Thanks to some people's politics and refusing to mask up, you can still expect a similar or greater death count.

@lnxw37a2 @mewmew @FOX10Phoenix

Well since we don't know the efficiency of non-N95 masks, we don't know that the death rate will increase substantially.

And remember to follow not the death numbers, but the percentage of people who get it that die. That is the true measure of its deadliness.

@lnxw37a2 @mewmew @FOX10Phoenix

P.S. the reason I'm saying to watch the percentages is that there's a very real likelihood that more people could die from the than the Spanish Flu because of population density, but that does not speak to the deadliness of the disease. I deadly bioweapon may kill say a thousand people in a stadium, but that doesn't mean it's less dangerous than than a flu that kills tens of thousands of people in a nation of millions.

@realcaseyrollins @mewmew @FOX10Phoenix Except we won't know for sure what that percentage is except in retrospect. It is useless for individuals planning their health strategies. For that, number and severity of infections (and aftereffects) among one's age and health profile is much more useful.
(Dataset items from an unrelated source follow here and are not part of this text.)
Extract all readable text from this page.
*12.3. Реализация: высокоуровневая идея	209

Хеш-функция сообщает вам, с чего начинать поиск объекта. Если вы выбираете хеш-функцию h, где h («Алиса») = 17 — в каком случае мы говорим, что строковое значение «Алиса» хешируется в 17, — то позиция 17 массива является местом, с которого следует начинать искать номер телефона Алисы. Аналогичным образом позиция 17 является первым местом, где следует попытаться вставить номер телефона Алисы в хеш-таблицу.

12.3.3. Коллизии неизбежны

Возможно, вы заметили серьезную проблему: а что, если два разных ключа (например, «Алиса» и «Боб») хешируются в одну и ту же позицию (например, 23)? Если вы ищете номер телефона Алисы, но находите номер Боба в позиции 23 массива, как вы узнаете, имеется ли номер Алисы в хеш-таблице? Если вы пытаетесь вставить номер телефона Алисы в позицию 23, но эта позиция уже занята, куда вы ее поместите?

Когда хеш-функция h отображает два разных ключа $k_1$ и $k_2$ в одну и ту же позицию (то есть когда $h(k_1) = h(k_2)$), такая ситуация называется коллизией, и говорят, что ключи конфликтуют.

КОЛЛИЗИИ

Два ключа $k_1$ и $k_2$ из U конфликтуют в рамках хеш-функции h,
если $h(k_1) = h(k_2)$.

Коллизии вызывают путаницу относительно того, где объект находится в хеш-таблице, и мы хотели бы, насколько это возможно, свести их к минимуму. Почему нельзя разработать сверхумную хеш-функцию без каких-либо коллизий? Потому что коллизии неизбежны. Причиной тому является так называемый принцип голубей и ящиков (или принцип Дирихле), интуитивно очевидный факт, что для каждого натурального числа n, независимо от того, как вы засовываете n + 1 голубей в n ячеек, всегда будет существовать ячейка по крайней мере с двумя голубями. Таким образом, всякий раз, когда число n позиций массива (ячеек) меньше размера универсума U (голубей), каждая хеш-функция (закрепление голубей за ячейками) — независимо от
@lnxw37a2 @mewmew @FOX10Phoenix On the contrary, numbers are useless and tell us nothing. Percentages tell us how likely we are to die from the . Total death counts tell us how many have. To make a medical plan it's necessary to know not only the likelihood of death but also the effectiveness of preventative measures.
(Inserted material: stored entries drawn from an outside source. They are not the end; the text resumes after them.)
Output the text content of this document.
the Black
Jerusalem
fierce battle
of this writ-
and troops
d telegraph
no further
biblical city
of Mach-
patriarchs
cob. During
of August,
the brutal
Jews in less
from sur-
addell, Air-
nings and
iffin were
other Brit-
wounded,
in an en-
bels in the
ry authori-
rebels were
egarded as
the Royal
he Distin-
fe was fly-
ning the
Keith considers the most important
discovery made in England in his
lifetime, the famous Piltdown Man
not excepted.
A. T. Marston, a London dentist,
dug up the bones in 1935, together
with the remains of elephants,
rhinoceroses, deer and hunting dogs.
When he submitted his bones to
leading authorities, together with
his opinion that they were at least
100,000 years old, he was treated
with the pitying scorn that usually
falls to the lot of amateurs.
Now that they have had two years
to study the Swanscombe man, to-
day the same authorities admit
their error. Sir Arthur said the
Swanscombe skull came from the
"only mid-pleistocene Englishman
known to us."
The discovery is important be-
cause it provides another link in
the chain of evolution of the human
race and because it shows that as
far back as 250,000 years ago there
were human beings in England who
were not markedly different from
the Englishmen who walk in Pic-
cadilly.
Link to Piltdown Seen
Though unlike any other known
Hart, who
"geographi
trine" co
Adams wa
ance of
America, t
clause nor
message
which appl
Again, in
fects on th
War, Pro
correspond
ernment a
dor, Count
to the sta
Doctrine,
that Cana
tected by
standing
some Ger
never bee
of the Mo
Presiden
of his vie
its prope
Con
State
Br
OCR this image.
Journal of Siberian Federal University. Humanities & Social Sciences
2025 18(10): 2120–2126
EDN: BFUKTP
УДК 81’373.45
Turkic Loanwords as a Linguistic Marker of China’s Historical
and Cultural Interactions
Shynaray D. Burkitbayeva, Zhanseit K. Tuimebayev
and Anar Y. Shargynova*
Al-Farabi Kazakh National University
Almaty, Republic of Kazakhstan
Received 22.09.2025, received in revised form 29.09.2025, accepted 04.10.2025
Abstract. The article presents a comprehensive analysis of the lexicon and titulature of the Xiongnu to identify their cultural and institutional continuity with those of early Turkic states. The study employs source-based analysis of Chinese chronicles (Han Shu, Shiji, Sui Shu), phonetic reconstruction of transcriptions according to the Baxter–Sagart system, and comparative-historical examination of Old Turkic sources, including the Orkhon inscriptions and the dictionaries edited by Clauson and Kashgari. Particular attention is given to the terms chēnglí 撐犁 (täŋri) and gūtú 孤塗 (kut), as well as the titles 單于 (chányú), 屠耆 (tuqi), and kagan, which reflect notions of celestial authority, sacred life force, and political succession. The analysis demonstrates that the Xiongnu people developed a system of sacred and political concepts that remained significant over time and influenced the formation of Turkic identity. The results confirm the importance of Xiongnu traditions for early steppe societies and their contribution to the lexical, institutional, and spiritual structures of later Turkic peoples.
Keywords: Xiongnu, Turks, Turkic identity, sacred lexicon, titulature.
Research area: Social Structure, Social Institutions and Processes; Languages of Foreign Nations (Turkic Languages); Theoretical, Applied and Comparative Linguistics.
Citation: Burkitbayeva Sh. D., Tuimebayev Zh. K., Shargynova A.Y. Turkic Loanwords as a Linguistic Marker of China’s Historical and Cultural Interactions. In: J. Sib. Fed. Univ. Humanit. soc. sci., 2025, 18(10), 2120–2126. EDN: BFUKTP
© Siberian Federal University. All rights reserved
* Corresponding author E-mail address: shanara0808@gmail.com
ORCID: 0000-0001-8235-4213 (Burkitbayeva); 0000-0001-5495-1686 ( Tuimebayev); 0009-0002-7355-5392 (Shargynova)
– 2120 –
@realcaseyrollins @mewmew @FOX10Phoenix The only thing about death percentages is that they change as we get more info. For example, we have thousands of "excess deaths" this year that are not known to be coronavirus related. In the future, some fraction of these will be determined to have been untested / undiagnosed COVID-19, which will raise the percentages after the fact.

So people's risk assessments based on a then-current view of death percentages will be wrong. Maybe wrong enough to have changed their behavior, maybe not.
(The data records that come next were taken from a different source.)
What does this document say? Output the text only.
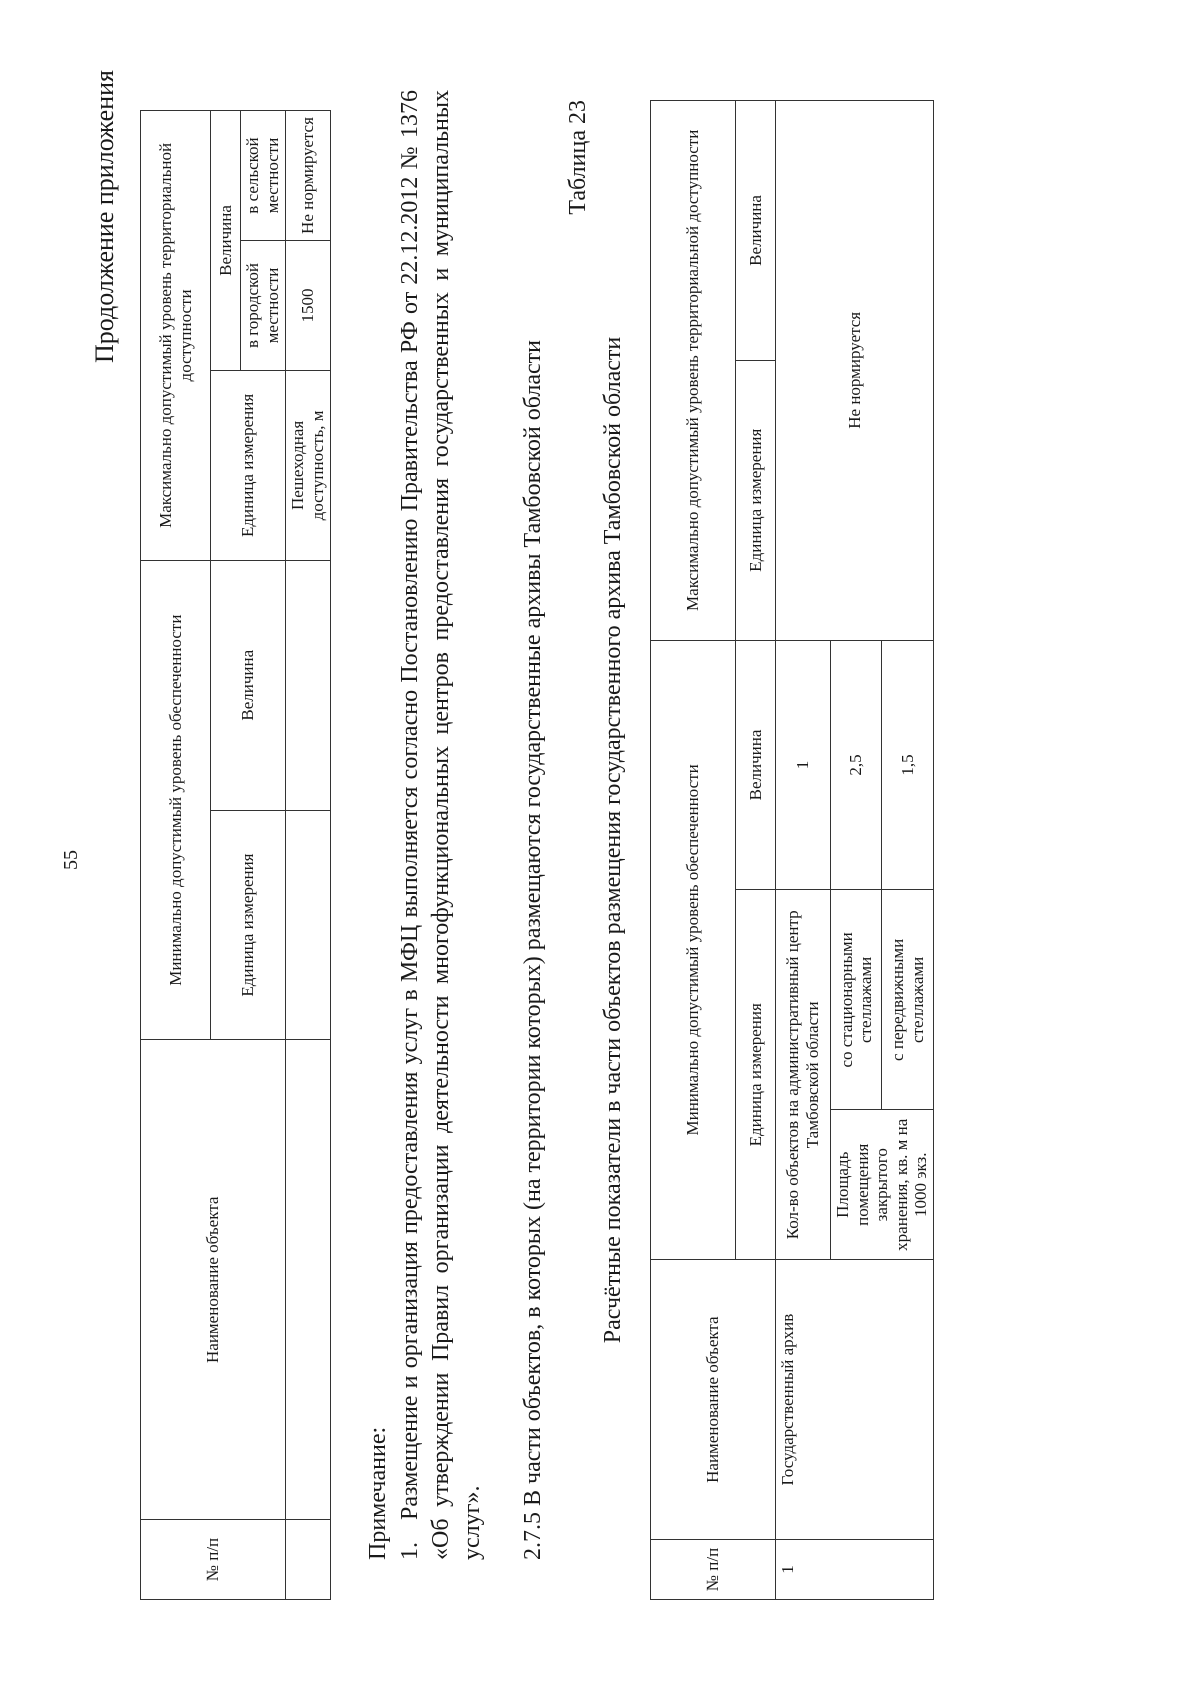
55
Продолжение приложения
№ п/п	Наименование объекта	Минимально допустимый уровень обеспеченности		Максимально допустимый уровень территориальной доступности		
		Единица измерения	Величина	Единица измерения	Величина	
					в городской местности	в сельской местности
				Пешеходная доступность, м	1500	Не нормируется
Примечание: 1.Размещение и организация предоставления услуг в МФЦ выполняется согласно Постановлению Правительства РФ от 22.12.2012 № 1376 «Об утверждении Правил организации деятельности многофункциональных центров предоставления государственных и муниципальных услуг». 2.7.5 В части объектов, в которых (на территории которых) размещаются государственные архивы Тамбовской области
Таблица 23
Расчётные показатели в части объектов размещения государственного архива Тамбовской области
№ п/п	Наименование объекта	Минимально допустимый уровень обеспеченности			Максимально допустимый уровень территориальной доступности	
		Единица измерения		Величина	Единица измерения	Величина
1	Государственный архив	Кол-во объектов на административный центр Тамбовской области		1	Не нормируется	
		Площадь помещения закрытого хранения, кв. м на 1000 экз.	со стационарными стеллажами	2,5		
			с передвижными стеллажами	1,5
Incidentally, I agree that the messaging around masks was a wrong move. They should have said "we need the good masks for medical people, but you can make your own" from the beginning, instead of "don't wear masks unless you're sick or a doctor".

The experience of Asia (where they've had multiple respiratory virus outbreaks over the last few decades) should have offered guidance that there was some perceived benefit to masking up. My nephew sent me a package from South Korea with dozens of government issued disposable masks.

@lnxw37a2 @mewmew @FOX10Phoenix Interesting. I do largely agree.

Do you think that there are more undiagnosed deaths than falsely reported deaths? I personally don't 100% believe the death count but am choosing to go along with it, since we have no better numbers. But if we have plenty of undiagnosed deaths that should surely balance things out. Right?